The friendships that stayed the same
A larger number of friendships stayed roughly where they had been. We saw each other about as often. We did the same things together. The fact that I was no longer drinking was noted briefly and then absorbed without much change in the texture of the relationship.
These were friendships where drinking had been an accompaniment to the activity, not the activity itself. We went to restaurants where I now ordered sparkling water and they ordered wine, and the dinner was the dinner. We went to events together and one of us drank and one of us did not. The friendship was about the conversation, the shared history, the actual relationship. Removing my drinking did not remove anything important.
These friendships did not get noticeably better, but they did not get worse. They simply continued. This was the modal outcome for me.
The friendships that attenuated
A small but specific number of friendships attenuated to almost nothing after I quit drinking. These were friendships where, on examination, drinking had been most of what we were doing together.
We had met for drinks. We had gone out for drinks. We had texted about getting drinks. When I removed the drinking, there was very little left to do. The first few months I tried to maintain these friendships by suggesting non-drinking activities. Coffee. Lunch. Walks. The responses were polite and the activities happened a few times, but the energy was not there. Without the drink, the conversation did not have the same momentum. We ran out of things to say faster.
Within a year, most of these friendships had quietly drifted to the kind of relationship where you exchange birthday messages and otherwise do not really see each other. I am not bitter about this. We did not have a falling out. We just discovered that what we had thought was a friendship was a drinking arrangement, and when the drinking ended, the arrangement ended with it.
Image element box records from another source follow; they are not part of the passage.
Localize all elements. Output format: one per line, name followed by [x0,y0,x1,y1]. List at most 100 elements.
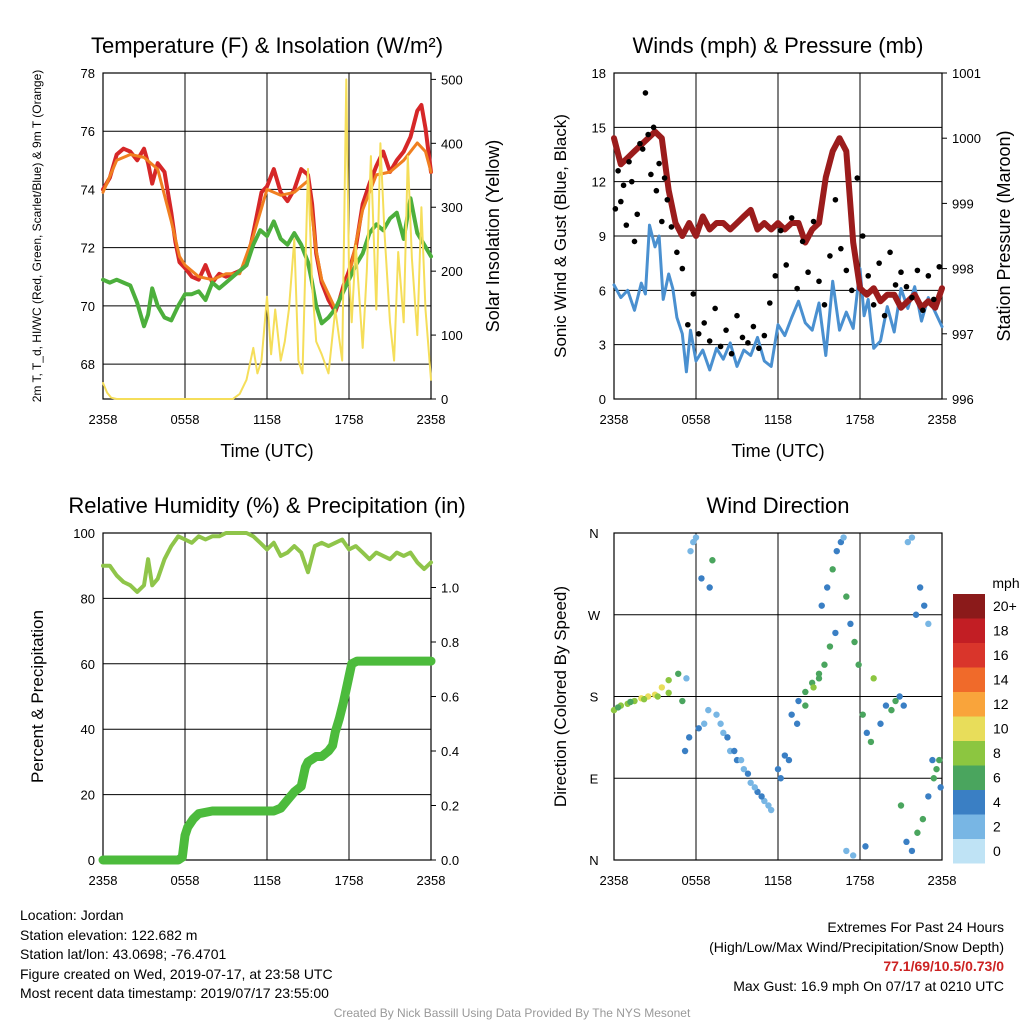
wind-ytick-label: 9 [599,229,606,244]
wind-gust-point [843,267,850,274]
wind-gust-point [706,338,713,344]
dir-ytick-label: E [590,771,599,786]
dir-xtick-label: 0558 [682,873,711,888]
dir-point [681,747,689,755]
wind-gust-point [810,218,817,225]
temp-y2tick-label: 500 [441,72,463,87]
dir-point [859,711,866,718]
colorbar-swatch [953,814,985,839]
dir-point [654,693,661,700]
dir-point [685,734,693,741]
wind-gust-point [859,233,866,239]
wind-gust-point [892,282,899,288]
dir-point [855,661,862,668]
colorbar-swatch [953,643,985,668]
wind-gust-point [634,211,641,218]
rh-plot-frame [102,532,432,861]
dir-point [821,661,828,668]
dir-point [937,784,944,791]
dir-point [765,802,772,809]
wind-gust-point [623,222,630,228]
extremes-subtitle: (High/Low/Max Wind/Precipitation/Snow De… [709,938,1004,955]
wind-gust-point [626,158,632,165]
wind-gust-point [615,168,621,174]
temp-y2tick-label: 200 [441,264,463,279]
colorbar-swatch [953,716,985,741]
wind-gust-point [772,273,779,279]
colorbar-label: 14 [993,672,1009,688]
dir-point [709,557,716,564]
dir-point [706,584,713,591]
wind-gust-point [761,332,768,339]
dir-point [847,620,854,628]
wind-gust-point [739,334,746,341]
colorbar-label: 10 [993,721,1009,737]
wind-xlabel: Time (UTC) [731,441,824,461]
dir-point [751,784,758,791]
wind-ylabel: Sonic Wind & Gust (Blue, Black) [551,114,570,358]
dir-point [912,611,920,618]
figure-created: Figure created on Wed, 2019-07-17, at 23… [20,965,333,982]
wind-gust-point [645,131,651,138]
wind-gust-point [827,253,833,259]
wind-series-station-pressure [611,128,945,311]
wind-ytick-label: 0 [599,392,606,407]
temp-ytick-label: 70 [81,299,95,314]
dir-ytick-label: S [590,690,599,705]
rh-y2tick-label: 0.8 [441,635,459,650]
temp-xlabel: Time (UTC) [220,441,313,461]
colorbar-label: 20+ [993,598,1017,614]
dir-point [687,547,694,555]
temp-plot-frame [102,72,432,400]
rh-ytick-label: 80 [81,591,95,606]
wind-gust-point [690,291,697,297]
wind-gust-point [903,283,910,290]
dir-xtick-label: 1158 [764,873,792,888]
dir-xtick-label: 2358 [928,873,957,888]
colorbar-label: 6 [993,770,1001,786]
dir-point [679,697,686,705]
station-info: Location: Jordan Station elevation: 122.… [20,906,333,1004]
wind-gust-point [799,238,806,245]
wind-gust-point [936,263,943,270]
colorbar-label: 2 [993,819,1001,835]
dir-point [833,547,840,555]
wind-gust-point [870,302,877,308]
wind-xtick-label: 2358 [600,412,629,427]
colorbar-swatch [953,618,985,643]
dir-point [698,575,705,582]
wind-gust-point [656,160,662,167]
dir-point [904,538,912,546]
rh-ytick-label: 0 [88,853,95,868]
dir-point [724,734,731,741]
rh-ytick-label: 20 [81,788,95,803]
dir-point [793,720,801,727]
dir-point [829,566,836,573]
recent-timestamp: Most recent data timestamp: 2019/07/17 2… [20,985,329,1002]
wind-ytick-label: 3 [599,338,606,353]
colorbar-label: 18 [993,623,1009,639]
dir-point [882,702,890,709]
colorbar-swatch [953,667,985,692]
wind-gust-point [767,300,773,306]
dir-point [802,702,809,709]
dir-ylabel: Direction (Colored By Speed) [551,586,570,807]
dir-point [731,747,738,755]
rh-xtick-label: 2358 [89,873,118,888]
temp-ytick-label: 78 [81,66,95,81]
dir-point [867,738,875,746]
wind-gust-point [728,350,735,357]
dir-point [614,704,622,711]
credit-line: Created By Nick Bassill Using Data Provi… [333,1006,691,1020]
temp-xtick-label: 1158 [253,412,281,427]
colorbar-swatch [953,692,985,717]
dir-point [777,775,784,782]
wind-gust-point [887,249,893,256]
dir-point [665,689,672,697]
temp-series-solar-insolation [102,78,432,400]
dir-point [788,711,795,718]
rh-ylabel: Percent & Precipitation [28,610,47,783]
rh-ytick-label: 40 [81,722,95,737]
dir-ytick-label: N [589,526,598,541]
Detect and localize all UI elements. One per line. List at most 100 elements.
This was harder to accept than I had expected. Some of these "drinking arrangements" had felt like real friendships at the time. They were not. The drinking had been performing the function of a friendship, and without it the function was gone.
What this taught me
The lesson I take from this is that drinking is a powerful social adhesive. It substitutes for, and in some cases masks the absence of, the more durable kinds of connection. People who are not really compatible can drink together for years and feel close. People who are deeply compatible can do many things together and not need the drinks to know that they are close.
When you remove the alcohol, the substitutions become visible. The "we used to be so close" friendships that were really "we used to drink together regularly" friendships reveal themselves. The "we don't see each other much these days" friendships that were really friendships built on something more durable continue with surprising stability across long distances and gaps.
This is information. Not negative information about the friendships you lose. They were what they were; you just see what they were more clearly now. Negative information about the assumptions, the assumption that all of your close friends were close because of something you had together. Some were. Some were close because of the drinking. The proportions are usually surprising.
What I would tell someone starting
If you are about to quit drinking and you are worried about your friendships, the honest answer is that some will sort themselves out and you cannot predict in advance which will fall into which bucket. You may be surprised, in both directions. The friendship you thought was deepest may turn out to have been substantially drinking. The friendship you thought was casual may turn out to have been much more substantial than you realized.
Do not try to control the sorting. Just keep showing up to the things you would have shown up to, with sparkling water instead of wine, and let the friendships demonstrate what they were actually made of.
The ones that get stronger will more than compensate for the ones that fade. That has been my experience and the experience of most people I have talked to about it. The total social fabric, by the end of the first year sober, is leaner but stronger.